Passage of the RURAL Act ensures that cooperatives can accept federal funds for broadband deployment, disaster relief, and other efforts without risking their nonprofit tax exempt status. A change in the 2017 tax law would have labeled these funds as revenue for the first time, potentially causing co-ops to exceed the allowable percentage of non-member income they must maintain to remain tax exempt.
After Senators Tina Smith (D-Minn.) and Rob Portman(R-Ohio) and Representatives Adrian Smith (R-) and Terri Sewell (D-Ala.) introduced the bipartisan bill in April, it attracted 55 additional cosponsors in the Senate and more than 300 in the House. It was eventually incorporated into the consolidated appropriations act and signed into law in December.
“Obstacles From the Federal Government”
We described the possible impact of the 2017 tax law change on rural cooperatives over a year ago, when Senator Smith first brought the issue to our attention.
Failure to remedy it would have forced some co-ops to choose between continuing with desperately needed broadband and disaster recovery projects and increasing their members’ rates. Northwestern Electric Cooperative CEO Tyson Littau described the difficulty of that decision to the National Rural Electric Cooperative Association (NRECA):
Do we rebuild and try to strengthen our distribution system and pay the taxes, or do we delay the mitigation project that would improve 1,200 miles of line throughout our territory? I think we have a responsibility to the membership to improve the system for the future.
Gulf Coast Electric Cooperative was another co-op faced with the prospect of raising electric rates to cover the unexpected taxes. The cooperative received $32 million in federal disaster recovery grants to repair damage from Hurricane Michael. “Our members are still struggling to fix their homes and businesses as it is,” CEO John Bartley told NRECA. “Asking them to pay millions more in higher rates is just wrong.”
Forked Deer Electric Cooperative, the recipient of the first USDA ReConnect broadband grant, was also concerned about the impact of the tax law change on co-op members. CEO Jeff Newman explained:
All of our members have these high hopes for broadband, and we don’t want to let them down . . . A middle-aged woman came into our office the other day and cried because she can now do online schooling and change her lot in life. We’re realizing broadband has life-changing impacts for our members . . . We don’t need obstacles from the federal government.
RURAL Act Fixes Fears
Elected officials and cooperatives alike lauded the passage of the RURAL Act, which will prevent cooperatives from losing tax exempt status as a result of accepting needed federal grants.
“Without this legislation, many co-ops may miss out on grant income or disaster assistance, hurting our efforts to promote economic development and job creation in these rural areas,” stated bill co-sponsor Senator Portman after it became law.

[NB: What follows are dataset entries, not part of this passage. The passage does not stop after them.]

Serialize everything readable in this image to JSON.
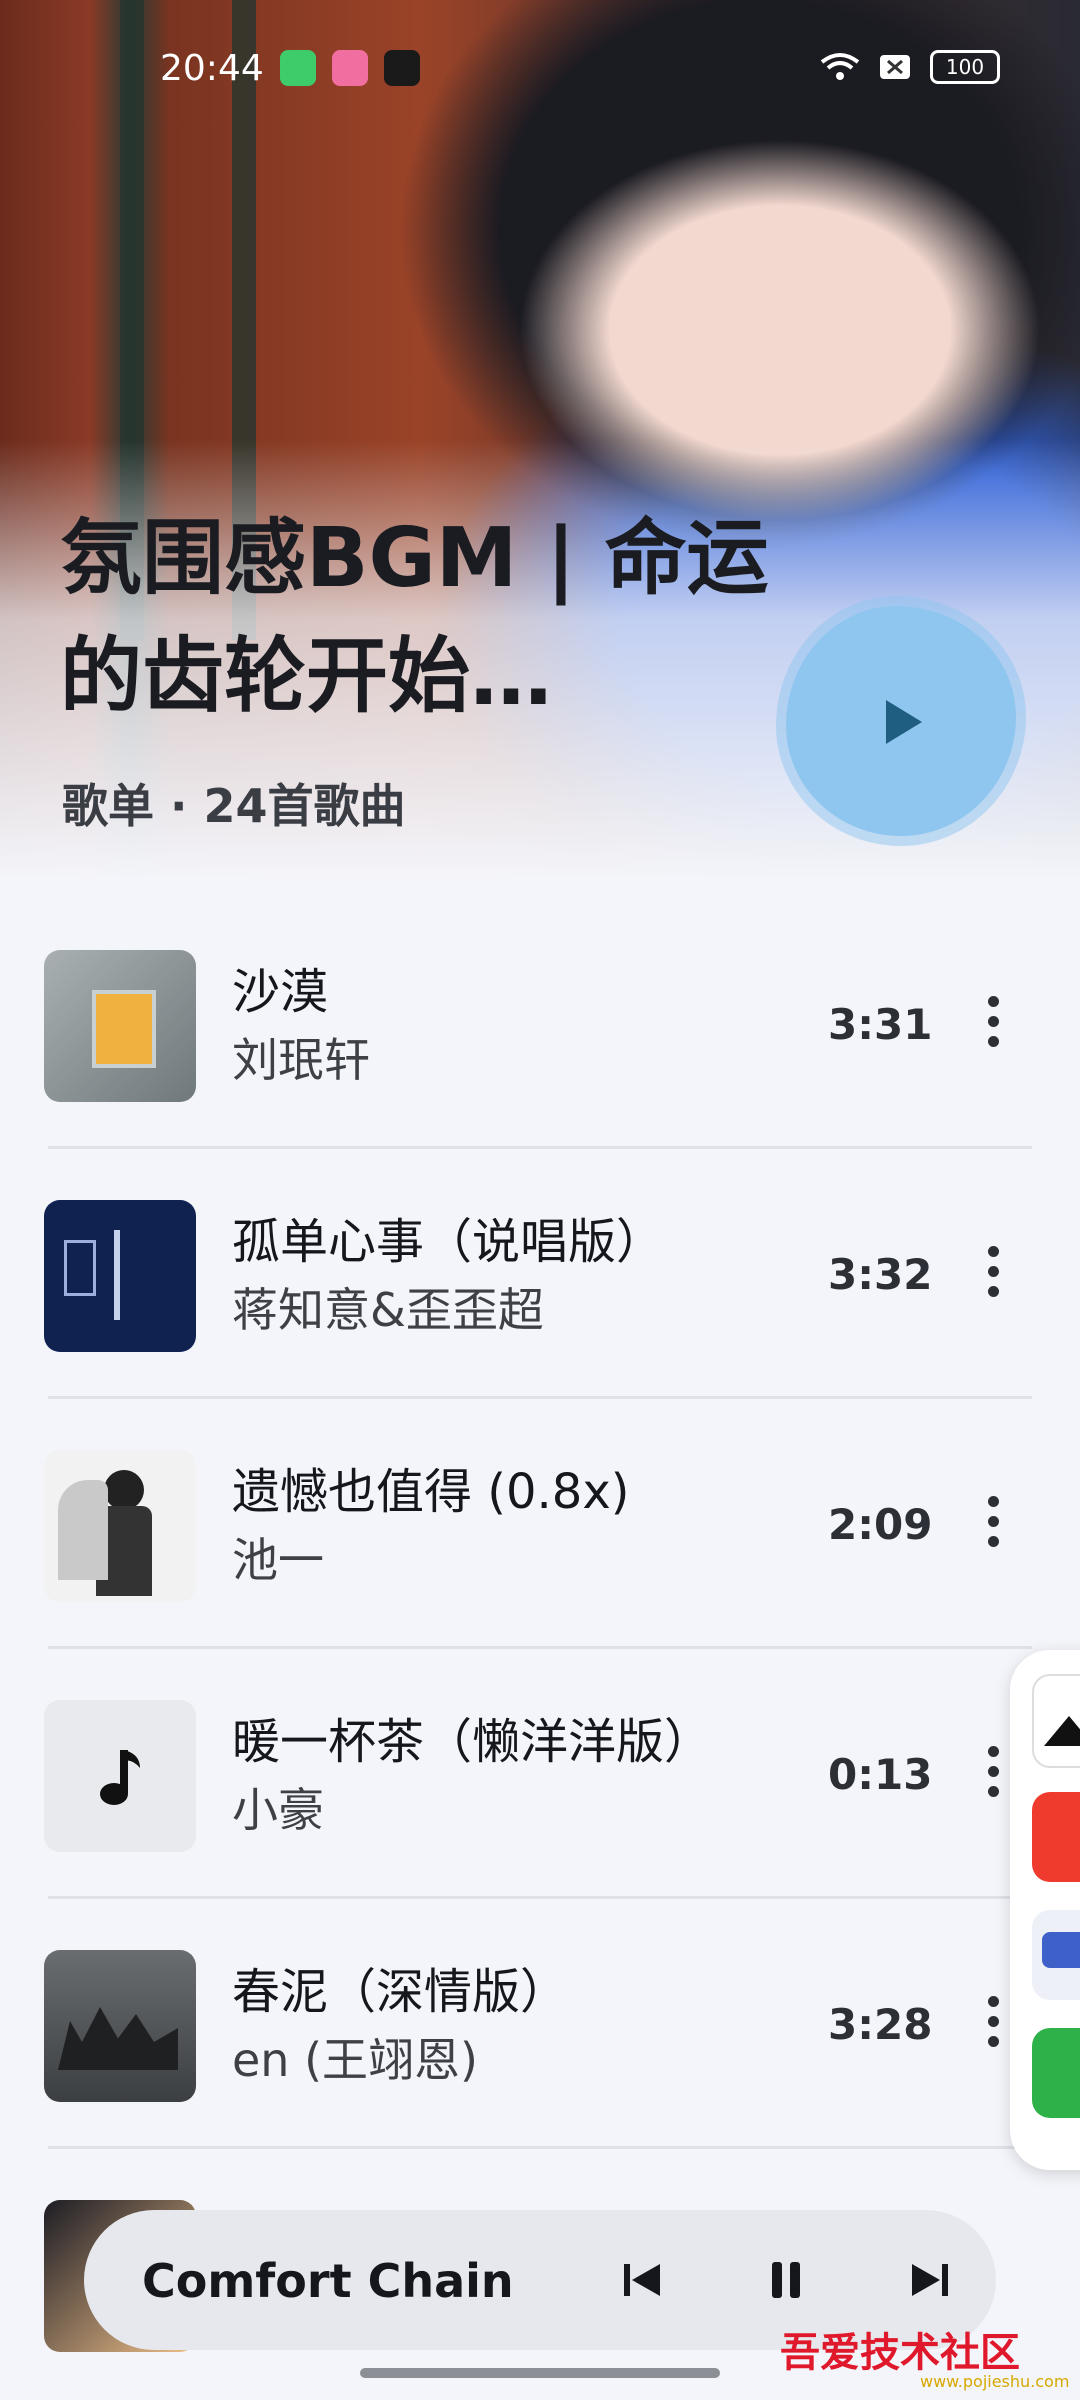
{
  "status": {
    "time": "20:44",
    "battery": "100"
  },
  "header": {
    "title": "氛围感BGM | 命运的齿轮开始…",
    "subtitle": "歌单 · 24首歌曲"
  },
  "songs": [
    {
      "title": "沙漠",
      "artist": "刘珉轩",
      "duration": "3:31",
      "cover_color": "#8e9698"
    },
    {
      "title": "孤单心事（说唱版）",
      "artist": "蒋知意&歪歪超",
      "duration": "3:32",
      "cover_color": "#0f2250"
    },
    {
      "title": "遗憾也值得 (0.8x)",
      "artist": "池一",
      "duration": "2:09",
      "cover_color": "#e8e8e8"
    },
    {
      "title": "暖一杯茶（懒洋洋版）",
      "artist": "小豪",
      "duration": "0:13",
      "cover_color": "#e9eaee"
    },
    {
      "title": "春泥（深情版）",
      "artist": "en (王翊恩)",
      "duration": "3:28",
      "cover_color": "#4a4d50"
    }
  ],
  "player": {
    "now_playing": "Comfort Chain"
  },
  "watermark": {
    "text": "吾爱技术社区",
    "url": "www.pojieshu.com"
  },
  "colors": {
    "accent": "#8fc6ef",
    "play_icon": "#1f5e80"
  }
}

NRECA CEO Jim Matheson celebrated the legislative success in a press release:
This [bill] preserves the fundamental nature of the electric cooperative business model and will save electric co-ops tens of millions of dollars each year . . . Moreover, it protects co-op members from unfair increases in their electric rates and provides certainty to co-ops that leverage federal and state grants for economic development, storm recovery and rural broadband deployment.
Individual co-ops also cheered the good news.
“This means we can receive FEMA grants to help pay for the damage that was done to our system during the last snowstorm, and not be taxed on it,” Debi Wilson, General Manager of Lane Electric Cooperative, told a local news station. “This is huge for our members.”